Disclaimer: the logs are taken from a production network but the values (VLAN ID, names) are randomized.

Recently, I encountered an issue on a Campus LAN while performing routine checks: spanning tree seemed to undergo regular changes.

The LAN in question uses five VLANs and RPVST+, a Cisco-only LAN. At first sight there was no issue:

BPDU-Trace1

On an access switch, one Root port towards the Root bridge, a few Designated ports (note the P2P Edge) where end devices connect, and an Alternative port in blocking with a peer-to-peer neighborship, which means BPDUs are received on this link.

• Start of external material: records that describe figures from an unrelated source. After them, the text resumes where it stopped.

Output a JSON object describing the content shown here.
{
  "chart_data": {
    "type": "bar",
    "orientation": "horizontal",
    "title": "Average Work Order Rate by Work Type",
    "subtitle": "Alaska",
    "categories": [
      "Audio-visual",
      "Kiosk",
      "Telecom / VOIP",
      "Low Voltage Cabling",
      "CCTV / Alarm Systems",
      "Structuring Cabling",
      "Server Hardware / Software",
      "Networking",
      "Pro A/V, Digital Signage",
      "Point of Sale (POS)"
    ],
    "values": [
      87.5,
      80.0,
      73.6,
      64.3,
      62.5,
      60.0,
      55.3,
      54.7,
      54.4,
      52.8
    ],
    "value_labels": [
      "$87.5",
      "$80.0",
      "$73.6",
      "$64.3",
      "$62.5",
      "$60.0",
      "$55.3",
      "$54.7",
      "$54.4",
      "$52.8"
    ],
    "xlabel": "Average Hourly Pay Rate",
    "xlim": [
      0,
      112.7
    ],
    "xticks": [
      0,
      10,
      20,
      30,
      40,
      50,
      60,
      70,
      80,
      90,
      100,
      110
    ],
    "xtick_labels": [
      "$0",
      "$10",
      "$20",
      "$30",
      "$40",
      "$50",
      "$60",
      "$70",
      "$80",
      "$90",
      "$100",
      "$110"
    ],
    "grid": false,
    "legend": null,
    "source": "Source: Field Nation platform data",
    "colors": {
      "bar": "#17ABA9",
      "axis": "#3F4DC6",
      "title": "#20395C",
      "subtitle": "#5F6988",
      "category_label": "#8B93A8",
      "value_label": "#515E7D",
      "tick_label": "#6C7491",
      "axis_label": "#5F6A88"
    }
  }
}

There is a command that allows you to see more detail: ‘show spanning-tree detail’. However, the output from this command is overwhelming so it’s best to apply filters on it. After some experimenting, filtering on the keywords ‘from’,’executing’ and ‘changes’ seems to give the desired output:

BPDU-Trace2

This gives a clear indication of something happening in the LAN: VLAN 302 has had a spanning-tree event less than 2 hours ago. Compared to most other VLANs who did not change for almost a year, this means something changed recently. After checking the interface on which the event happened, I found a port towards a desk which did not have the BPDU Guard enabled, just Root Guard. It was revealed that someone regularly plugged in a switch to have more ports, which talked spanning-tree but with a default priority, not claiming root. As such, Root Guard was not triggered, but the third-party switch did participate in spanning-tree from time to time.

Also, as you notice in the image, VLAN 304 seemed to have had a recent event to, on the Alternative Port. After logging in on the next switch I got the following output:

BPDU-Trace3

Good part: we have a next interface to track. Bad news: it’s a stack port? Since it’s a stack of 3750 series switches, it has stack ports in use, but the switches should act as one logical unit in regards to management and spanning-tree, right? Well, this is true, but each switch still makes the spanning-tree calculation by itself, which means that it can receive a spanning-tree update of another switch in the stack through the stack port.

Okay, but can you still trace this? You would have to be able to look in another switch in the stack… And as it turns out, you can:

BPDU-Trace4

After checking which stack port connects to which switch in the CLI, you can hop to the next one with the ‘session’ command and return to the master switch simply by typing ‘exit’. On the stack member, again doing the ‘show spanning tree detail’ command shows the local port on which the most recent event happened. And again the same thing: no BPDU Guard enabled here.